Wow! In all of 22 months. Guess this can't be topped in the remaining 1,178 months.
"The new Siberian meteorite has also the added attraction, moreover, that according to the few scientists who are privy with what happened, that in fact's it's a large fragment of your butt, which means that the object that fell to earth is possibly even more of a rarity than has heretofore been smelled."
Stars are hydrogen and helium and just don't "fragment". This is total nonsense.
who knows what kind of craft crashed this time,could be al gore clones!
When I returned to the common the sun was setting. Scattered groups were hurrying from the direction of Woking, and one or two persons were returning. The crowd about the pit had increased, and stood out black against the lemon yellow of the sky--a couple of hundred people, perhaps. There were raised voices, and some sort of struggle appeared to be going on about the pit. Strange imaginings passed through my mind. As I drew nearer I heard Stent's voice: "Keep back! Keep back!"
A boy came running towards me.
"It's a-movin'," he said to me as he passed; "a-screwin' and a-screwin' out. I don't like it. I'm a-goin' 'ome, I am."
I went on to the crowd. There were really, I should think, two or three hundred people elbowing and jostling one another, the one or two ladies there being by no means the least active.
"He's fallen in the pit!" cried some one.
"Keep back!" said several.
The crowd swayed a little, and I elbowed my way through. Every one seemed greatly excited. I heard a peculiar humming sound from the pit.
"I say!" said Ogilvy; "help keep these idiots back. We don't know what's in the confounded thing, you know!"
I saw a young man, a shop assistant in Woking I believe he was, standing on the cylinder and trying to scramble out of the hole again. The crowd had pushed him in.
The end of the cylinder was being screwed out from within. Nearly two feet of shining screw projected. Somebody blundered against me, and I narrowly missed being pitched onto the top of the screw. I turned, and as I did so the screw must have come out, for the lid of the cylinder fell upon the gravel with a ringing concussion. I stuck my elbow into the person behind me, and turned my head towards the Thing again. For a moment that circular cavity seemed perfectly black. I had the sunset in my eyes.
I think everyone expected to see a man emerge--possibly something a little unlike us terrestrial men, but in all essentials a man. I know I did.

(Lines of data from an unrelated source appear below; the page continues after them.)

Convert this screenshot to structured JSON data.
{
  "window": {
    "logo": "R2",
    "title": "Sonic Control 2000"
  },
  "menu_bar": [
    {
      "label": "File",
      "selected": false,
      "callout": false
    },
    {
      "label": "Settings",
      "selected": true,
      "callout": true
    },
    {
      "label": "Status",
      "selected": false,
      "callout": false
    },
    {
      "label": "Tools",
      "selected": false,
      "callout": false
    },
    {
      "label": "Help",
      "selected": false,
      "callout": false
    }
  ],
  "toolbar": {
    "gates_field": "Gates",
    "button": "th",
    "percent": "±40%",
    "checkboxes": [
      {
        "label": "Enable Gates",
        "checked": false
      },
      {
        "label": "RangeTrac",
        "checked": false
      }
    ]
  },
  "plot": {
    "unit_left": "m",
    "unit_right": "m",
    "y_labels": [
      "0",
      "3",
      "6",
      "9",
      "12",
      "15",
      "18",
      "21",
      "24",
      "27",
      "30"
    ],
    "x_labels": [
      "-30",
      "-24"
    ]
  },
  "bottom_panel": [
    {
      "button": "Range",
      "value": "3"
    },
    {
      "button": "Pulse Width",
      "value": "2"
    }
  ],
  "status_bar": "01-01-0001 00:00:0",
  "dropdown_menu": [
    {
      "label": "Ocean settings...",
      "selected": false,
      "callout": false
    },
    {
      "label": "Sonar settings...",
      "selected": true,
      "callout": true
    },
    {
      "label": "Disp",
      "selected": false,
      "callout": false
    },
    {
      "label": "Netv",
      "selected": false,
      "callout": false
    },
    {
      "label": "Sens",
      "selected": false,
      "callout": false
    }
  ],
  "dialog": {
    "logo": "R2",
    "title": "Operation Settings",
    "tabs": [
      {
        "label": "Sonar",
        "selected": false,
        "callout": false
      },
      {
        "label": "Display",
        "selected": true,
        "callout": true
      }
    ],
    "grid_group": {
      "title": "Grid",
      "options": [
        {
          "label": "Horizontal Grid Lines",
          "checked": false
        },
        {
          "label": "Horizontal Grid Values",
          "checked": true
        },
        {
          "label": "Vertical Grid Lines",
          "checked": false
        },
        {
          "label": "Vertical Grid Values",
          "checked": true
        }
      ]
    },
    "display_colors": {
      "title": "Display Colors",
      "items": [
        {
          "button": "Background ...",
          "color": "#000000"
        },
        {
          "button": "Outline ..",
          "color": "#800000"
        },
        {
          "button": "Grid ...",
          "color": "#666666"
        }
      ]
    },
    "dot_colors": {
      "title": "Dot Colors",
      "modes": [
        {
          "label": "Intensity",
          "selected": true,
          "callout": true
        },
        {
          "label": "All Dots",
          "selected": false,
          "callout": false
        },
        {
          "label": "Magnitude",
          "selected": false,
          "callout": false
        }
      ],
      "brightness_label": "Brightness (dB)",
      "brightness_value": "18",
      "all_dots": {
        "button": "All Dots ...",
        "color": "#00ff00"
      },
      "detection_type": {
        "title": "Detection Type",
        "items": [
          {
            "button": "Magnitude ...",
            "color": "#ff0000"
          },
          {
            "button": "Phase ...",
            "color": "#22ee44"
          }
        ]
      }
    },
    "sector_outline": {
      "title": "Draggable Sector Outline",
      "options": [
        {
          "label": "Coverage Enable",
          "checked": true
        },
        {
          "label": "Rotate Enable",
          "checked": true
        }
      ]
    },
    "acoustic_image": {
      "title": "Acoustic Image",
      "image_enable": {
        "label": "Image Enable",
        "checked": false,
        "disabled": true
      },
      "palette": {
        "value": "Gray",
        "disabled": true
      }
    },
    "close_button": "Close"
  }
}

But, looking, I presently saw something stirring within the shadow: greyish billowy movements, one above another, and then two luminous disks--like eyes. Then something resembling a little grey snake, about the thickness of a walking stick, coiled up out of the writhing middle, and wriggled in the air towards me--and then another.
A sudden chill came over me. There was a loud shriek from a woman behind. I half turned, keeping my eyes fixed upon the cylinder still, from which other tentacles were now projecting, and began pushing my way back from the edge of the pit. I saw astonishment giving place to horror on the faces of the people about me. I heard inarticulate exclamations on all sides. There was a general movement backwards. I saw the shopman struggling still on the edge of the pit. I found myself alone, and saw the people on the other side of the pit running off, Stent among them. I looked again at the cylinder, and ungovernable terror gripped me. I stood petrified and staring.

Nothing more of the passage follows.